The Mudcat Café TM
Thread #86553   Message #1615618
Posted By: wysiwyg
28-Nov-05 - 01:43 PM
Thread Name: BS: Proofreading Help Needed ASAP
Subject: RE: BS: Proofreading Help Needed ASAP
I hope, eventually, that Mrs. Jack will give the OK to post the "final" versions here at Mudcat. We both pestered Jack about finding a publisher, but he was too modest to let us pursue it in his lifetime. Anyway, without an OK I think I'd be wrong to publicly post what I ended up doing with everyone's wonderful clues. I think you would like the result.

I can describe in generalities, though, what I did.

One thing I did to increase readability was to restructure the paragraph breaks. The vast number of short paragraphs made for a pretty choppy read; I adopted a style whereby any action or thoughts that follow a dialog entry are included in the para opened by the spoken word-- except of course for points of dramatic shift or significant elapsed time, or a change of speaker.

I broke up and clarified some of the longer sentences where the necessary punctuation had really gotten in the way and where Jack's writing style became too similar from para to para to para. He had tried delberately to vary his sentence structure on the first batches, but as he got sicker and weaker, it was obvious that he'd been in a rush just to get the stories onto paper.

Also I sparingly applied a few of Jack's other stylistic conventions, to his earlier-written stories, that I had seen him use in the later group.

Through all my work on this round, however, I did only those sorts of things that Jack himself either routinely did, himself, or agreed to if I made a suggestion. As I re-read them, now-- they are very much the Jack I knew, and I am grateful that he trusted me to see him clearly through his effort to tell the stories. His first talent was his art-- he was a well-known and prolific watercolorist whose keen eye for composition underlies much of his story-telling approach-- and writing was a more recently discovered form of expression.

Of all the changes I made, I most regret not having had Jack's own latest version of Sarah's loss in the Blitz.

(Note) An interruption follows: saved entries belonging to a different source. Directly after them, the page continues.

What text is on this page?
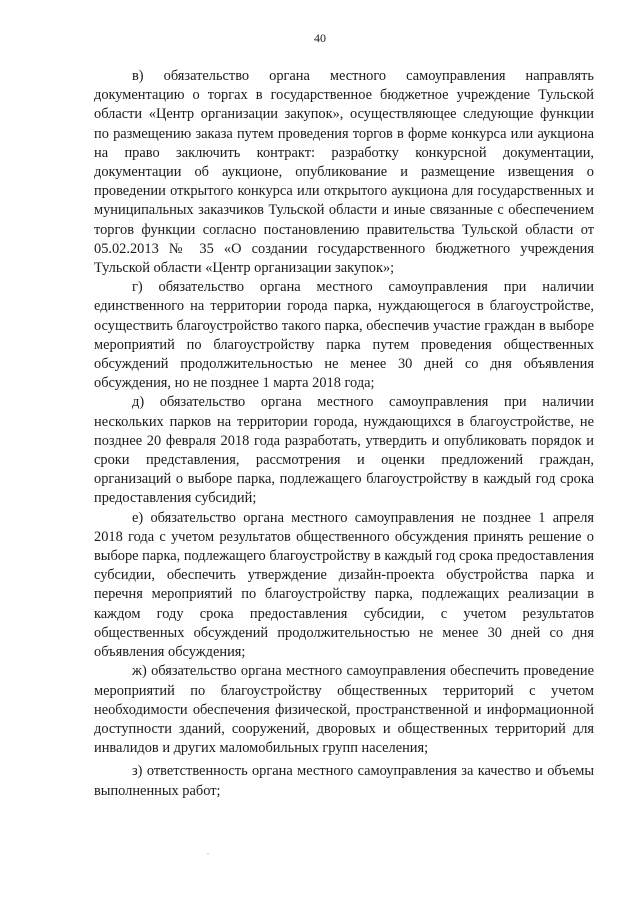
40

в) обязательство органа местного самоуправления направлять документацию о торгах в государственное бюджетное учреждение Тульской области «Центр организации закупок», осуществляющее следующие функции по размещению заказа путем проведения торгов в форме конкурса или аукциона на право заключить контракт: разработку конкурсной документации, документации об аукционе, опубликование и размещение извещения о проведении открытого конкурса или открытого аукциона для государственных и муниципальных заказчиков Тульской области и иные связанные с обеспечением торгов функции согласно постановлению правительства Тульской области от 05.02.2013 № 35 «О создании государственного бюджетного учреждения Тульской области «Центр организации закупок»;

г) обязательство органа местного самоуправления при наличии единственного на территории города парка, нуждающегося в благоустройстве, осуществить благоустройство такого парка, обеспечив участие граждан в выборе мероприятий по благоустройству парка путем проведения общественных обсуждений продолжительностью не менее 30 дней со дня объявления обсуждения, но не позднее 1 марта 2018 года;

д) обязательство органа местного самоуправления при наличии нескольких парков на территории города, нуждающихся в благоустройстве, не позднее 20 февраля 2018 года разработать, утвердить и опубликовать порядок и сроки представления, рассмотрения и оценки предложений граждан, организаций о выборе парка, подлежащего благоустройству в каждый год срока предоставления субсидий;

е) обязательство органа местного самоуправления не позднее 1 апреля 2018 года с учетом результатов общественного обсуждения принять решение о выборе парка, подлежащего благоустройству в каждый год срока предоставления субсидии, обеспечить утверждение дизайн-проекта обустройства парка и перечня мероприятий по благоустройству парка, подлежащих реализации в каждом году срока предоставления субсидии, с учетом результатов общественных обсуждений продолжительностью не менее 30 дней со дня объявления обсуждения;

ж) обязательство органа местного самоуправления обеспечить проведение мероприятий по благоустройству общественных территорий с учетом необходимости обеспечения физической, пространственной и информационной доступности зданий, сооружений, дворовых и общественных территорий для инвалидов и других маломобильных групп населения;

з) ответственность органа местного самоуправления за качество и объемы выполненных работ;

I had asked him for a new, final paragraph mentioning her, after the list of updates on the rest of the gang, and he wrote a powerful one. I didn't have it. I had several choices-- leave it alone; leave the story out of the collection in case his version turned up; or write a line in the spirit of what he had written in the new version. I took the liberty of adding the line you all saw, to be sure that Sarah ended the story that really was all about her. But Jack's para was more personally evocative. I lost sleep over that one, trying to decide, but I slept fine once I made up my mind that JACK TRUSTED ME, and went ahead and added it.

You see, Jack knew and appreciated that I had seen HIM inside his restrained writing, and that I often tended to draw him out most in those areas he most wanted to share more deeply... and wasn't sure how to go about it.

I never cried when Jack died several years ago. This last week, partly because of the wonderful help that immediately and steadfastly came from people I don't know at all, I've been able to shed the tears a man like that desrves. He was just a dear, dear man. And every inch the troublemaker he describes in his stories!